Recuerdo los francotiradores que las autodefensas “importaron” desde EEUU: chavos de origen mexicano nacidos allá, portando armas espectaculares. Recuerdo los coche blindados «de forma artesanal», verdaderos logros del ingenio mexicano.
Tw @lydicar
Mataron a Hipólito Mora. Así, con muchos balazos, en la Ruana. Alguna vez fui a la Ruana. A Mora no lo conocí, pero sí entrevisté alguna vez (ahora parece otra vida) a su archienemigo, el Americano. La Ruana, ese pueblo de Tierra Caliente que es alebrestado y necio como la yegua de color ruano a la que mejor prefirieron rendir culto, antes que adoptar el nombre “oficial” de la población: Felipe Carrillo Puerto.

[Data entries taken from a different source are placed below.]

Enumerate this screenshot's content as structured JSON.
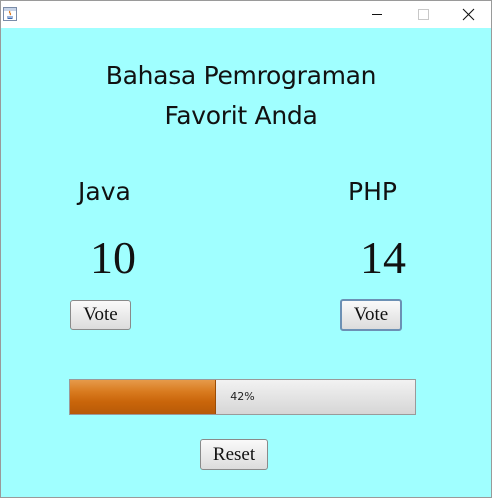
{
  "window": {
    "icon": "java-app-icon",
    "controls": [
      "minimize-icon",
      "maximize-icon",
      "close-icon"
    ]
  },
  "title": {
    "line1": "Bahasa Pemrograman",
    "line2": "Favorit Anda"
  },
  "candidates": [
    {
      "name": "Java",
      "votes": "10",
      "vote_label": "Vote"
    },
    {
      "name": "PHP",
      "votes": "14",
      "vote_label": "Vote"
    }
  ],
  "progress": {
    "value": 0.42,
    "label": "42%"
  },
  "reset_label": "Reset",
  "colors": {
    "background": "#a0ffff",
    "progress_fill": "#d87a1e"
  }
}
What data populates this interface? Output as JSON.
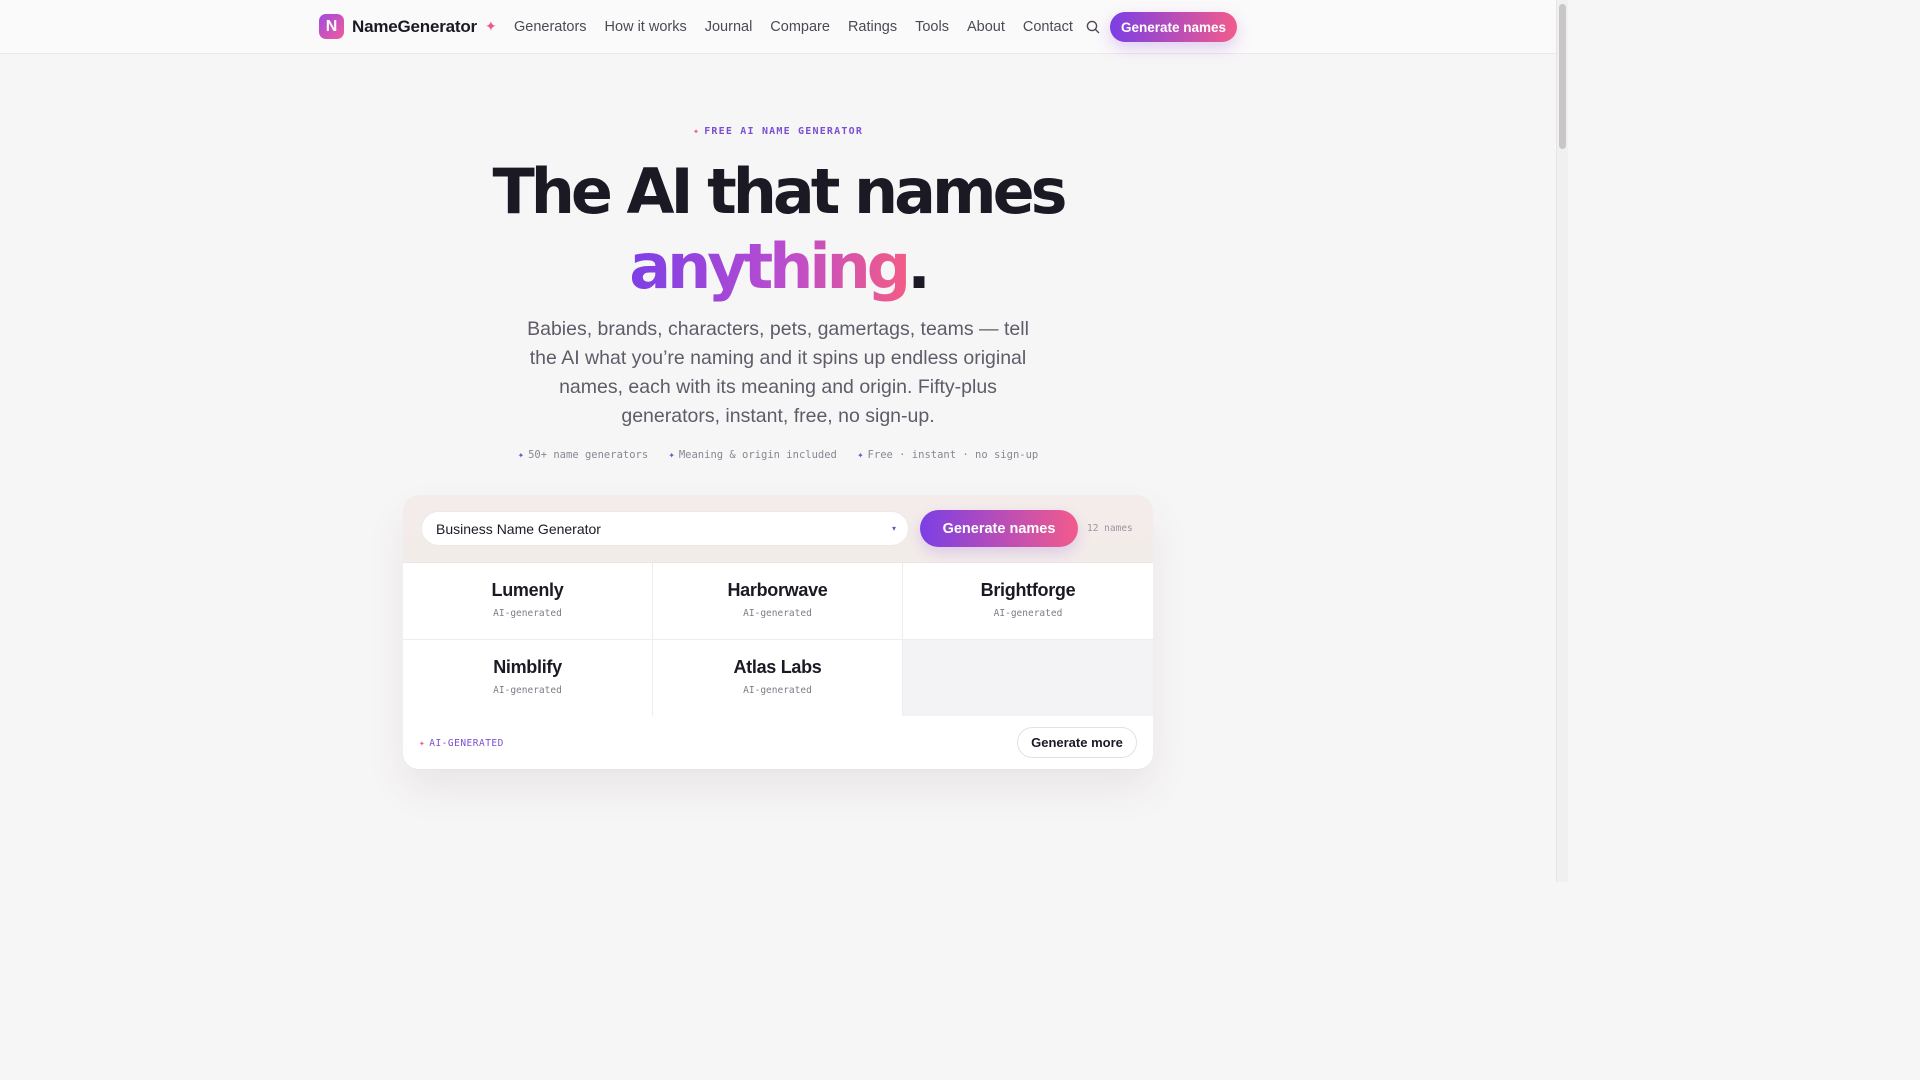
{
  "nav": {
    "brand_letter": "N",
    "brand_name": "NameGenerator",
    "brand_spark": "✦",
    "links": [
      "Generators",
      "How it works",
      "Journal",
      "Compare",
      "Ratings",
      "Tools",
      "About",
      "Contact"
    ],
    "search_icon": "search-icon",
    "cta_label": "Generate names"
  },
  "hero": {
    "eyebrow_spark": "✦",
    "eyebrow": "FREE AI NAME GENERATOR",
    "headline_line1": "The AI that names",
    "headline_word": "anything",
    "headline_period": ".",
    "subheadline": "Babies, brands, characters, pets, gamertags, teams — tell the AI what you’re naming and it spins up endless original names, each with its meaning and origin. Fifty-plus generators, instant, free, no sign-up.",
    "features": [
      "50+ name generators",
      "Meaning & origin included",
      "Free · instant · no sign-up"
    ],
    "feature_spark": "✦"
  },
  "generator": {
    "selected": "Business Name Generator",
    "caret": "▾",
    "button_label": "Generate names",
    "count_label": "12 names",
    "results": [
      {
        "name": "Lumenly",
        "tag": "AI-generated"
      },
      {
        "name": "Harborwave",
        "tag": "AI-generated"
      },
      {
        "name": "Brightforge",
        "tag": "AI-generated"
      },
      {
        "name": "Nimblify",
        "tag": "AI-generated"
      },
      {
        "name": "Atlas Labs",
        "tag": "AI-generated"
      }
    ],
    "footer_spark": "✦",
    "footer_label": "AI-GENERATED",
    "more_label": "Generate more"
  },
  "colors": {
    "accent_purple": "#7b3fe4",
    "accent_pink": "#f25b8c",
    "text_dark": "#1b1a24",
    "background": "#f7f6f6"
  }
}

En esa región hacen las mejores aguas frescas del país, las corundas saben a comida de dioses, la gente es atrabancada y orgullosa, tan orgullosa que sigue enfundada –hombres y mujeres– en esos pesados pantalones de mezclilla, aunque el calor rebase cualquier decoro. Y, aquí la gente anda armada. El pueblo ha visto ir y venir caudillos, caudillos-narcos, narcos-asesinos seriales, narcos-con-síndrome-de-robin-hood, sacerdotes temerarios que combinan el sermón con la supervivencia; pueblo-alzado, pueblo-alzado-y-pagado, cortadores de limón-mercenarios, cortadores de limón-sobrevivientes–víctimas. El pueblo ha visto cómo se llevaron a sus hijos, hijas, niños, que jamás volvieron. Pero el pueblo sigue buscando vivir de alguna forma. Tener esperanza, o al menos amueblar la desesperanza.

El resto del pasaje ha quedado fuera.